The Hungarian cuisine: comfort, culture, and calories I don’t regret

My deepest memories are marked by food. In 2023, I spent Christmas with the family of one of my closest Hungarian friends. That’s when I first tasted Hortobágyi palacsinta, served with a reverence that made me realize this dish is more than a recipe — it’s love folded into a pancake. The father handed me a glass of quince pálinka as if handing down a family secret.

Since then, Hortobágyi palacsinta and pálinka became my comfort duo. Whenever I’m sad, I knock on their door. No explanation needed. They already have the plate warm and the pálinka poured.

That same winter, I must have eaten 10 kilos of bejgli. And I regret none of it.
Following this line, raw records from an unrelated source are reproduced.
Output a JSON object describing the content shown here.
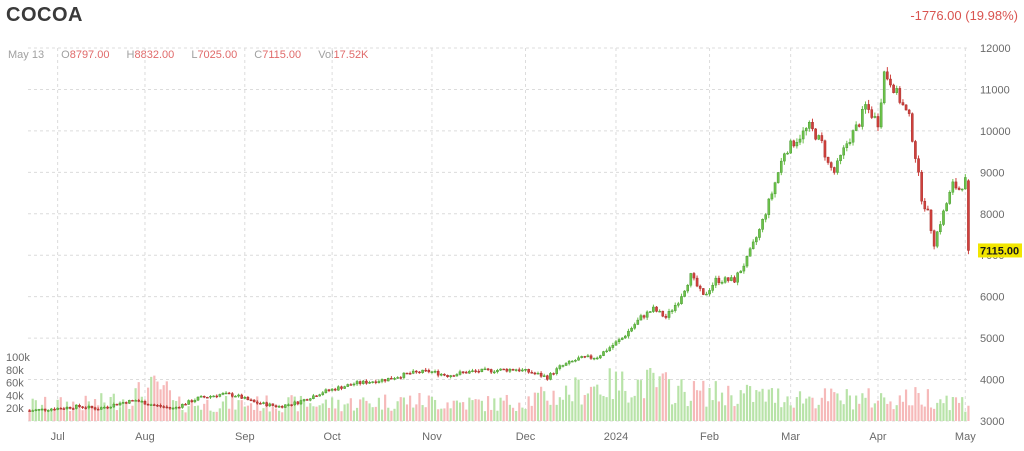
{
  "header": {
    "symbol": "COCOA",
    "change": "-1776.00 (19.98%)"
  },
  "ohlc_bar": {
    "date": "May 13",
    "open_label": "O",
    "open": "8797.00",
    "high_label": "H",
    "high": "8832.00",
    "low_label": "L",
    "low": "7025.00",
    "close_label": "C",
    "close": "7115.00",
    "vol_label": "Vol",
    "vol": "17.52K"
  },
  "price_tag": "7115.00",
  "colors": {
    "up": "#6cc24a",
    "down": "#d0403c",
    "vol_up": "#b8e3a8",
    "vol_down": "#f6b9b9",
    "grid": "#dcdcdc",
    "price_tag_bg": "#f2e600"
  },
  "chart_data": {
    "type": "candlestick",
    "y_axis": {
      "side": "right",
      "ticks": [
        3000,
        4000,
        5000,
        6000,
        7000,
        8000,
        9000,
        10000,
        11000,
        12000
      ],
      "range": [
        3000,
        12000
      ]
    },
    "volume_axis": {
      "ticks": [
        "20k",
        "40k",
        "60k",
        "80k",
        "100k"
      ]
    },
    "x_ticks": [
      "Jul",
      "Aug",
      "Sep",
      "Oct",
      "Nov",
      "Dec",
      "2024",
      "Feb",
      "Mar",
      "Apr",
      "May"
    ],
    "grid": true,
    "anchors": [
      [
        0,
        3250
      ],
      [
        8,
        3300
      ],
      [
        16,
        3350
      ],
      [
        22,
        3300
      ],
      [
        30,
        3450
      ],
      [
        34,
        3500
      ],
      [
        40,
        3380
      ],
      [
        46,
        3300
      ],
      [
        54,
        3550
      ],
      [
        62,
        3650
      ],
      [
        66,
        3620
      ],
      [
        72,
        3450
      ],
      [
        80,
        3350
      ],
      [
        86,
        3450
      ],
      [
        94,
        3700
      ],
      [
        104,
        3900
      ],
      [
        114,
        4000
      ],
      [
        122,
        4150
      ],
      [
        128,
        4200
      ],
      [
        134,
        4100
      ],
      [
        140,
        4180
      ],
      [
        148,
        4220
      ],
      [
        156,
        4250
      ],
      [
        162,
        4150
      ],
      [
        166,
        4050
      ],
      [
        170,
        4300
      ],
      [
        176,
        4500
      ],
      [
        182,
        4550
      ],
      [
        190,
        5000
      ],
      [
        196,
        5500
      ],
      [
        200,
        5700
      ],
      [
        204,
        5500
      ],
      [
        208,
        5900
      ],
      [
        212,
        6500
      ],
      [
        216,
        6000
      ],
      [
        220,
        6400
      ],
      [
        226,
        6400
      ],
      [
        230,
        6900
      ],
      [
        234,
        7600
      ],
      [
        238,
        8500
      ],
      [
        242,
        9500
      ],
      [
        246,
        9800
      ],
      [
        250,
        10100
      ],
      [
        254,
        9700
      ],
      [
        256,
        9200
      ],
      [
        258,
        9000
      ],
      [
        262,
        9700
      ],
      [
        266,
        10200
      ],
      [
        268,
        10600
      ],
      [
        272,
        10200
      ],
      [
        274,
        11400
      ],
      [
        276,
        11200
      ],
      [
        278,
        10900
      ],
      [
        282,
        10300
      ],
      [
        284,
        9400
      ],
      [
        286,
        8400
      ],
      [
        288,
        8000
      ],
      [
        290,
        7300
      ],
      [
        292,
        7800
      ],
      [
        296,
        8700
      ],
      [
        298,
        8600
      ],
      [
        300,
        8800
      ],
      [
        301,
        7115
      ]
    ],
    "volume_anchors": [
      [
        0,
        28
      ],
      [
        20,
        30
      ],
      [
        30,
        38
      ],
      [
        42,
        60
      ],
      [
        44,
        28
      ],
      [
        60,
        30
      ],
      [
        100,
        30
      ],
      [
        120,
        35
      ],
      [
        150,
        30
      ],
      [
        170,
        45
      ],
      [
        180,
        60
      ],
      [
        200,
        65
      ],
      [
        210,
        50
      ],
      [
        230,
        45
      ],
      [
        250,
        40
      ],
      [
        275,
        38
      ],
      [
        290,
        42
      ],
      [
        301,
        30
      ]
    ]
  }
}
When I’m not at work: my Budapest rituals

This city has something for every version of yourself. On energetic days, I run through Margaret Island, under the canopy of trees. I cycle along Kopaszi gát, where the city feels quieter and the water always keeps pace with my thoughts. I walk endlessly across the bridges of Budapest, each one offering a new perspective of a city that keeps shifting — like a kaleidoscope.

I picnic in Normafa, read books in Múzeumkert, attend the Opera and Operetta, sing karaoke in Gozsdu Udvar, jump on the trampoline in my backyard, and wander up to the Philosophers’ Garden on Gellért Hill, where the city stretches out below the statues and everything feels briefly in balance. I chase squirrels in Városliget like a child on a sugar rush and order mákos guba at my favorite café — even though I pretend to look at the menu every time. Some days I take tram 2 just to sit in the front and watch the Parliament slide by like it’s part of a movie I somehow live in.